Minute 07:30 – Data as it related to sports world (data assets are siloe’d)
Minute 11:45 – lesson from Wall Street (compare to Black Scholes)
Minute 15:30 – if everyone has the data, where is the advantage?
Minute 19:00 – thoughts on creating alpha in time
Minute 22:00 – the opportunities that will become evident at AI creates disruption
Source: Randy Bean’s 2025 AI & Data Leadership Executive Benchmark Survey . January 2025.
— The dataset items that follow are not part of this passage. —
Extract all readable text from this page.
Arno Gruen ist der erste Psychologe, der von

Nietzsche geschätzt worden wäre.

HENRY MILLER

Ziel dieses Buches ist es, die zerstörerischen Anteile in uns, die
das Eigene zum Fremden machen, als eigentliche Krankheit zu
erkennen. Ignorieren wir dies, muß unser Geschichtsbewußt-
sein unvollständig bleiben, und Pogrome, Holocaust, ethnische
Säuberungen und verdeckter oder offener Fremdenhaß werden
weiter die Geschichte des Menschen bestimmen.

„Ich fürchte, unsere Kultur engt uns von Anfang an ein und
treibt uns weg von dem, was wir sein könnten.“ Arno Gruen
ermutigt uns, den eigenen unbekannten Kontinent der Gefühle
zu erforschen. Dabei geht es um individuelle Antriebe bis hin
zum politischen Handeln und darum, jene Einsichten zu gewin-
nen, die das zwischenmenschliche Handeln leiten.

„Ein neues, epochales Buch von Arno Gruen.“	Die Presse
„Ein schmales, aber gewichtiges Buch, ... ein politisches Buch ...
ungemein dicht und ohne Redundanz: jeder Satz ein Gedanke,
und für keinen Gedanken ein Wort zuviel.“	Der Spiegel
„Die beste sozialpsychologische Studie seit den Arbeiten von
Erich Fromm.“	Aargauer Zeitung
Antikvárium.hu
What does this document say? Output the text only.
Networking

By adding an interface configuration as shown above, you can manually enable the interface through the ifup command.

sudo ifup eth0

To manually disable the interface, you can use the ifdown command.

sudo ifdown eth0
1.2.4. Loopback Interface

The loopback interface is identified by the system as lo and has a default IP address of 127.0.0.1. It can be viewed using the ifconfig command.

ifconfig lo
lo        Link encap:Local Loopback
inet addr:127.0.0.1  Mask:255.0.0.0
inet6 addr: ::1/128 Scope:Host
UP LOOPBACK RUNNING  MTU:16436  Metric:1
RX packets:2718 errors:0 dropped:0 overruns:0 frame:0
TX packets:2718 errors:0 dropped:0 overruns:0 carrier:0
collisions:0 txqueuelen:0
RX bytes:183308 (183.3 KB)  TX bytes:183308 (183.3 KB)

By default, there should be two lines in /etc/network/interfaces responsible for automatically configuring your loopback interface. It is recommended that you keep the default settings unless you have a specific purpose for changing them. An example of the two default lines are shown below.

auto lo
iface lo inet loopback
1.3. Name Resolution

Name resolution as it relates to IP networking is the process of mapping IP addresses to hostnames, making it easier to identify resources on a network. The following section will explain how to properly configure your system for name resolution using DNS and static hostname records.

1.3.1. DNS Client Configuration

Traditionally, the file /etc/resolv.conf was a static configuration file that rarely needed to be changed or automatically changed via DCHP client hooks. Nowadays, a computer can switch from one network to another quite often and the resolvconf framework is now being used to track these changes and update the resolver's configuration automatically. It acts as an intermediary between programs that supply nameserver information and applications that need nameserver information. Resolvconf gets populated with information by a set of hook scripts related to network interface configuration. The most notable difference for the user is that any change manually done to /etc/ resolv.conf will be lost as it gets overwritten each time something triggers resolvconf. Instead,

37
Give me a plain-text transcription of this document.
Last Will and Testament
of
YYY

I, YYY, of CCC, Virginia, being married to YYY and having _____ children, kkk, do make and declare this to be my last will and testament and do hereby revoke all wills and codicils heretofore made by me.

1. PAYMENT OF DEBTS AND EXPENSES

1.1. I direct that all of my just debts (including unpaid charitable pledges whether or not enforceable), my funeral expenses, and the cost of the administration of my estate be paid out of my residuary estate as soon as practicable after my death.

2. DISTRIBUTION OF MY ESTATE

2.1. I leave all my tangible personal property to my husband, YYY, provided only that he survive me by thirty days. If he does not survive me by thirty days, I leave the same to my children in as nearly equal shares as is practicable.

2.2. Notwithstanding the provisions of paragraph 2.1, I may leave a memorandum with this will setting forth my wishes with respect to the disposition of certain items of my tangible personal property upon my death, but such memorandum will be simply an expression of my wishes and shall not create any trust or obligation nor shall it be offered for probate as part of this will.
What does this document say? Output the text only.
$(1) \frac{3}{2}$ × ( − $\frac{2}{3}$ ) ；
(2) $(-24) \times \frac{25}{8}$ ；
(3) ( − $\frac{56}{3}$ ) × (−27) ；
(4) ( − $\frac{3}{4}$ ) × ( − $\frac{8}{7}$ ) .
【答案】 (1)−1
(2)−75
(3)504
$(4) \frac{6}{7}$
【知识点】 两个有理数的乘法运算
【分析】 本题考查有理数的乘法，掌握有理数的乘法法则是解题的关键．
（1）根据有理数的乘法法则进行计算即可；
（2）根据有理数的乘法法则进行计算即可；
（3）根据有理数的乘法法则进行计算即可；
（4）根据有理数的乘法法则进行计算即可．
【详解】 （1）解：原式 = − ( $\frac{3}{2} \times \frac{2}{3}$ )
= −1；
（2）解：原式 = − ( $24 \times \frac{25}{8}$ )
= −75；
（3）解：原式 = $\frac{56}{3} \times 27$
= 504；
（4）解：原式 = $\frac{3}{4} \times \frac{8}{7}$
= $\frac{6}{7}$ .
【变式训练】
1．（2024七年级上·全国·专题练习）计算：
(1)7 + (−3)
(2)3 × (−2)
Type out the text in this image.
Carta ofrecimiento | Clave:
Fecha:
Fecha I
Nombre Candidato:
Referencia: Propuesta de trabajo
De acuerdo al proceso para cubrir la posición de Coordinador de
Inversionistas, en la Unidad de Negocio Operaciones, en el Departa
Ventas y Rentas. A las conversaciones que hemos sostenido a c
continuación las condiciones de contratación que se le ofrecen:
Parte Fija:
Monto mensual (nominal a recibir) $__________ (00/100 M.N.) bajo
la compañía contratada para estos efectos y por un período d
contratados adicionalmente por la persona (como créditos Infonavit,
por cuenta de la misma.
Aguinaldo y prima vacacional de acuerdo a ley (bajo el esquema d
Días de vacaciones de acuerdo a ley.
Anthropic’s Clio: A system for privacy-preserving insights into real-world AI use. December 2024.
The most common types of conversations users had with Claude, across all languages. The area of the circle corresponds to the percentage of conversations; the titles are summaries generated by Clio after analyzing 1 million randomly-selected conversations.
KISS = Keep It Simple Stupid
"Simplicity is the ultimate sophistication." - Leonardo da Vinci
Solve the problem in as few steps as possible.
Resist the urge to make it more complex than it needs to be.